Question :
How can I get information about connections from my MS SQL 2008 server to linked servers (actually it’s an Oracle db)?
Things like number of currently open connections, and history of opened and closed connections, if these informations are stored somewhere. Who used that connection (login name, application, process id, anything)?
Background: there is a web app, and an Oracle linked server, and the Oracle dba says that our MS Sql server is spamming hundred of connections to their server. Currently our app is only accessible for a few users, and only doing simple selects from a view… So I can’t really imagine that caused hundreds of connections.

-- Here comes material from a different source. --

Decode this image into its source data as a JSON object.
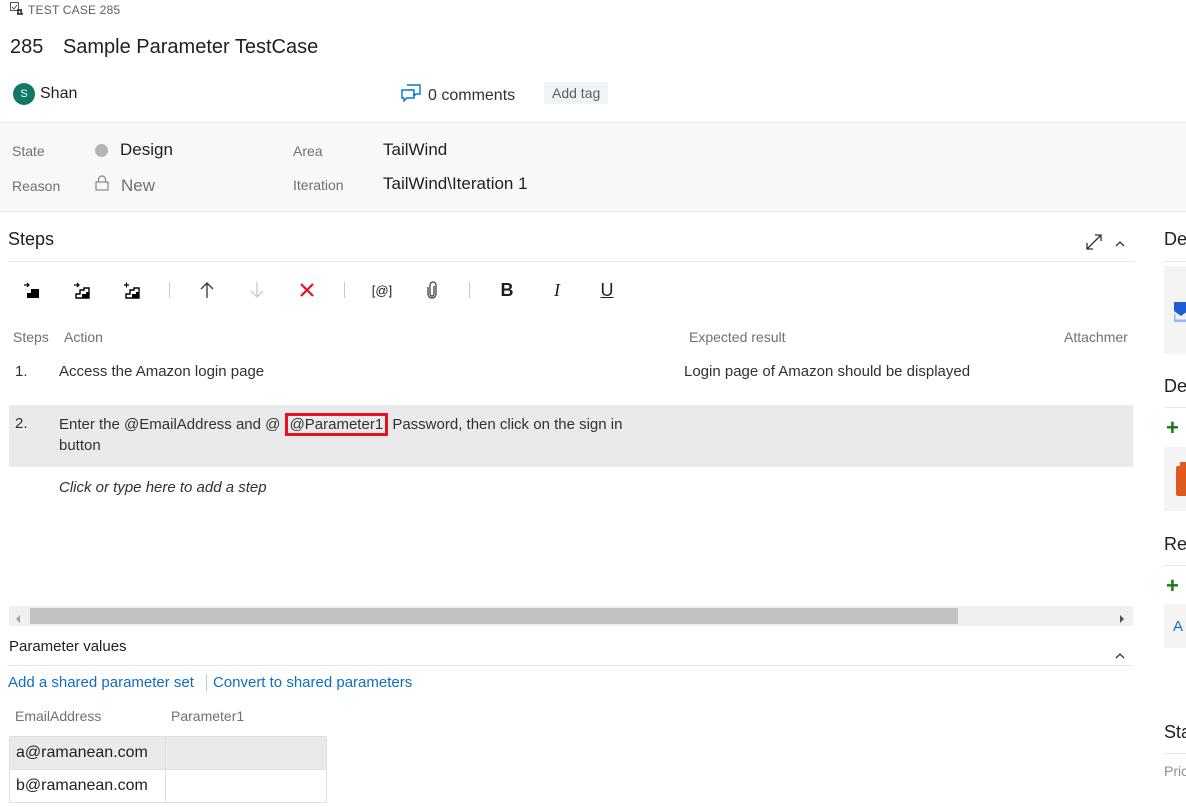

Also what could cause excessive amounts of open connection form the MS Sql db to the Oracle db? Or what could keep the connection open for too long time? Can Sql Server Management Studio go wild, and open unnecessary connections?
Edit:
One thing to add: We are using OpenQuery to query the Oracle db, so the Oracle db does the heavy lifting (selecting data from a pretty big view). The documentation says nothing about having to explicitly close the connection, is there any known issue regarding this?
Answer :
SQL is usually pretty good about closing linked server connections. BUT, I’ve seen SQL server ‘hang’ linked server queries of certain types if all of the result set isn’t fully fetched and/or closed properly by the client. IOW, SQL doesn’t think that the app has finished retrieving the data, so it doesn’t close the connection to the other server. For whatever reason, the offending app didn’t report any errors or query time outs (from it’s perspective), but we did have to recycle the IIS application every night or it would eventually eat up all of the RAM on the IIS server.
I would start by running my usual “find any connection that is waiting” query:
SELECT
@@servername 'ServerInstance',es.session_id,er.blocking_session_id
,es.status
,es.login_name,DB_NAME(er.database_id) as database_name
,es.host_name
,es.program_name,er.command
,es.reads,es.writes
,es.cpu_time
,er.wait_type,er.wait_time,er.last_wait_type
,er.wait_resource
,CASE es.transaction_isolation_level WHEN 0 THEN 'Unspecified'
WHEN 1 THEN 'ReadUncommitted'
WHEN 2 THEN 'ReadCommitted'
WHEN 3 THEN 'Repeatable'
WHEN 4 THEN 'Serializable'
WHEN 5 THEN 'Snapshot'
END AS transaction_isolation_level
,last_request_start_time
,last_request_end_time
,OBJECT_NAME(st.objectid, er.database_id) as object_name
,SUBSTRING(st.text, er.statement_start_offset / 2,
(CASE WHEN er.statement_end_offset = -1 THEN LEN(CONVERT(nvarchar(max), st.text)) * 2
ELSE er.statement_end_offset END - er.statement_start_offset) / 2) AS query_text
,ph.query_plan
FROM sys.dm_exec_connections ec
LEFT OUTER JOIN sys.dm_exec_sessions es ON ec.session_id = es.session_id
LEFT OUTER JOIN sys.dm_exec_requests er ON ec.connection_id = er.connection_id
OUTER APPLY sys.dm_exec_sql_text(sql_handle) st
OUTER APPLY sys.dm_exec_query_plan(plan_handle) ph
WHERE ec.session_id <> @@SPID
-- AND es.status = 'running'
AND (
es.status != 'Sleeping'
OR wait_time > 0
OR es.session_id in (select blocking_session_id from sys.dm_exec_requests where blocking_session_id != 0)
)
ORDER BY es.session_id
I’d look for any sort of wait type like “OLEDB” (which should indicate linked server activity, and possibly other things) and try to tie those back to code that accesses the oracle server. I’d also pay attention to the last request start and end times.